Na última segunda-feira, Lucas Furtado, subprocurador do Tribunal de Contas da União (TCU), apresentou um pedido direcionado ao Legislativo em que solicita um alerta ao Senado Federal sobre a indicação de Otto Lobo para a presidência da Comissão de Valores Mobiliários (CVM). A decisão de Furtado é fundamentada em um histórico que liga Lobo a decisões favoráveis ao Banco Master, uma instituição financeira que foi liquidada pelo Banco Central em novembro do ano passado, após se tornar protagonista de um dos maiores escândalos financeiros do Brasil.

Furtado enfatizou que a atuação de Lobo deve ser avaliada com cautela, considerando a relevância e a responsabilidade da CVM na supervisão do mercado de capitais. Segundo ele, essa questão deve ser levada em conta durante a análise da indicação. Lobo foi proposto pelo presidente Luiz Inácio Lula da Silva para comandar a CVM, e sua nomeação ainda espera aprovação senatorial.

O subprocurador também observou que, em seu papel de auxiliar do Congresso Nacional, o TCU não só deve monitorar as nomeações, mas também atuar proativamente em casos que suscitam preocupações. Furtado sugeriu que, idealmente, deveria ser instaurada uma medida cautelar para evitar a sabatina de Lobo, mas como isso não é viável, o alerta se torna uma alternativa necessária, que deve ser emitida com a urgência que a situação requer.

Para fundamentar sua solicitação, Furtado trouxe à tona as investigações sobre as irregularidades envolvendo o Banco Master e seu controlador, Daniel Vorcaro.

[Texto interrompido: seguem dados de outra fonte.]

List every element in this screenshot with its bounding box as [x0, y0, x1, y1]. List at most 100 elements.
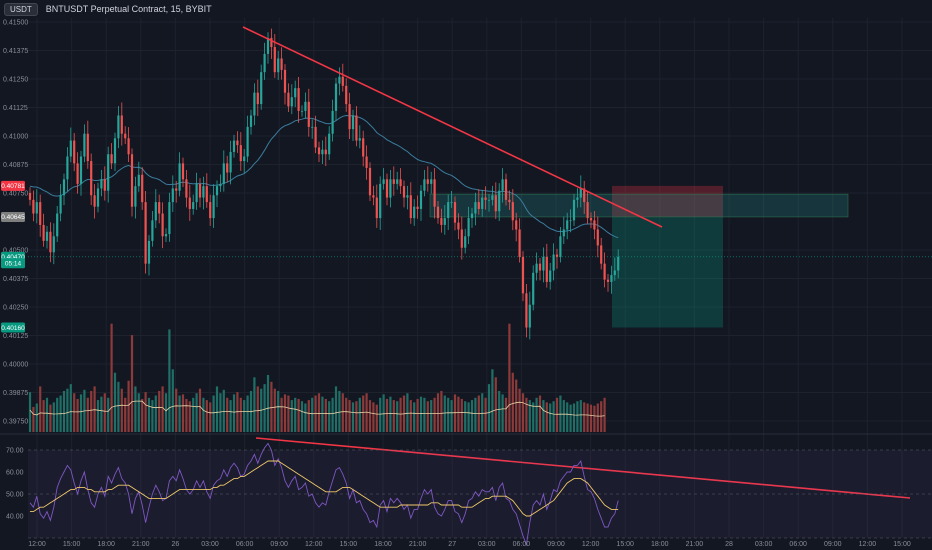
volume-bar — [304, 403, 307, 432]
candle — [596, 216, 599, 258]
volume-bar — [559, 395, 562, 432]
candle-body — [185, 179, 188, 198]
volume-bar — [117, 381, 120, 432]
volume-bar — [147, 397, 151, 432]
time-tick-label: 06:00 — [236, 541, 254, 548]
candle — [351, 109, 355, 142]
candle — [532, 265, 535, 311]
candle — [392, 166, 395, 196]
candle-body — [171, 188, 174, 203]
candle — [460, 216, 463, 260]
volume-bar — [270, 381, 273, 432]
candle-body — [351, 115, 355, 130]
candle — [338, 67, 341, 96]
volume-bar — [392, 400, 395, 432]
candle-body — [589, 218, 593, 221]
candle — [569, 209, 572, 233]
candle-body — [178, 163, 181, 191]
candle-body — [62, 179, 66, 196]
time-tick-label: 28 — [725, 541, 733, 548]
candle — [304, 92, 307, 119]
candle-body — [409, 195, 412, 219]
time-tick-label: 18:00 — [374, 541, 392, 548]
volume-bar — [440, 390, 443, 432]
trendlines[interactable] — [242, 26, 911, 499]
candle — [549, 262, 552, 290]
volume-bar — [447, 397, 450, 432]
candle — [515, 212, 518, 242]
volume-bar — [375, 404, 378, 432]
candle-body — [232, 140, 236, 152]
candle-body — [358, 138, 361, 141]
candle-body — [270, 37, 273, 48]
candle-body — [290, 97, 293, 107]
candle-body — [555, 254, 559, 257]
candle-body — [372, 195, 375, 198]
candle-body — [66, 156, 69, 180]
candle — [314, 115, 317, 154]
volume-bar — [569, 404, 572, 432]
candle-body — [450, 202, 453, 203]
candle-body — [338, 76, 341, 84]
candle — [579, 175, 582, 208]
candle — [154, 189, 157, 229]
candle-body — [113, 138, 117, 164]
candle-body — [314, 126, 317, 148]
volume-bar — [341, 393, 344, 432]
price-tick-label: 0.40375 — [3, 276, 28, 283]
candle — [90, 153, 93, 206]
candle — [610, 265, 613, 294]
price-tag-box — [1, 322, 25, 333]
candle-body — [134, 186, 137, 207]
volume-bar — [171, 369, 174, 432]
volume-bar — [545, 402, 548, 432]
volume-bar — [283, 394, 287, 432]
volume-bar — [188, 401, 191, 432]
candle-body — [474, 202, 477, 214]
volume-bar — [487, 384, 491, 432]
volume-bar — [239, 397, 242, 432]
volume-bar — [396, 401, 399, 432]
candle-body — [467, 218, 470, 237]
time-tick-label: 12:00 — [582, 541, 600, 548]
candle-body — [219, 183, 222, 187]
candle-body — [402, 186, 406, 198]
volume-bar — [42, 400, 45, 432]
volume-bar — [290, 400, 293, 432]
candle-body — [549, 270, 552, 282]
candle-body — [300, 110, 304, 112]
volume-bar — [542, 400, 545, 432]
currency-button[interactable]: USDT — [4, 2, 38, 16]
candle — [42, 213, 45, 247]
volume-bar — [372, 402, 375, 432]
candle — [56, 205, 59, 243]
volume-bar — [457, 396, 460, 432]
volume-bar — [219, 393, 222, 432]
candle — [365, 145, 368, 180]
candle-body — [484, 197, 487, 200]
volume-bar — [35, 403, 38, 432]
ema-line — [29, 114, 619, 239]
volume-bar — [413, 402, 416, 432]
position-tool[interactable] — [28, 185, 932, 328]
candle-body — [239, 145, 242, 162]
volume-bar — [368, 400, 372, 432]
candle — [256, 79, 259, 116]
candle-body — [579, 188, 582, 198]
candle — [355, 106, 358, 147]
candle — [501, 168, 504, 203]
candle-body — [212, 195, 215, 219]
candle-body — [572, 199, 576, 221]
volume-bar — [137, 393, 140, 432]
candle — [158, 194, 161, 224]
candle-body — [107, 154, 110, 191]
candle-body — [158, 202, 161, 214]
candle-body — [518, 229, 521, 257]
candle-body — [198, 183, 202, 198]
volume-bar — [76, 398, 79, 432]
rsi-pane: 70.00 60.00 50.00 40.00 — [0, 433, 932, 547]
volume-bar — [124, 397, 127, 432]
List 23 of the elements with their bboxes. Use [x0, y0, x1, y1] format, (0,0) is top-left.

Ele apontou que, durante os processos abertos na CVM, Lobo solicitou vista de documentos que resultaram em atrasos significativos no andamento dos casos. A importância do tema se intensifica com a menção das operações da Polícia Federal, que culminaram na liquidação do Banco Master e na prisão de Vorcaro por fraudes relacionadas à emissão de títulos de crédito irregulares.

Adicionalmente, Otto Lobo, que atualmente ocupa a presidência interina da CVM, também se destacou por uma decisão controversa em 2023, quando votou duplamente contra a obrigatoriedade de uma oferta pública de aquisição (OPA) de ações da empresa Ambipar, que enfrenta um processo de recuperação judicial. Essa decisão gerou críticas, uma vez que a área técnica da CVM já havia alertado sobre irregularidades na compra de ações que afetaram significativamente o mercado e a liquidez dos papéis.

Caso a indicação de Lobo seja confirmada, ele ocupará o cargo até julho de 2027, sem cumprir um mandato completo, já que assumirá a posição após a saída de João Pedro Nascimento, ex-presidente da CVM. A análise do pedido de alerta de Furtado agora segue para a apreciação da equipe técnica do TCU, que terá a responsabilidade de decidir sobre a relevância e a urgência da solicitação.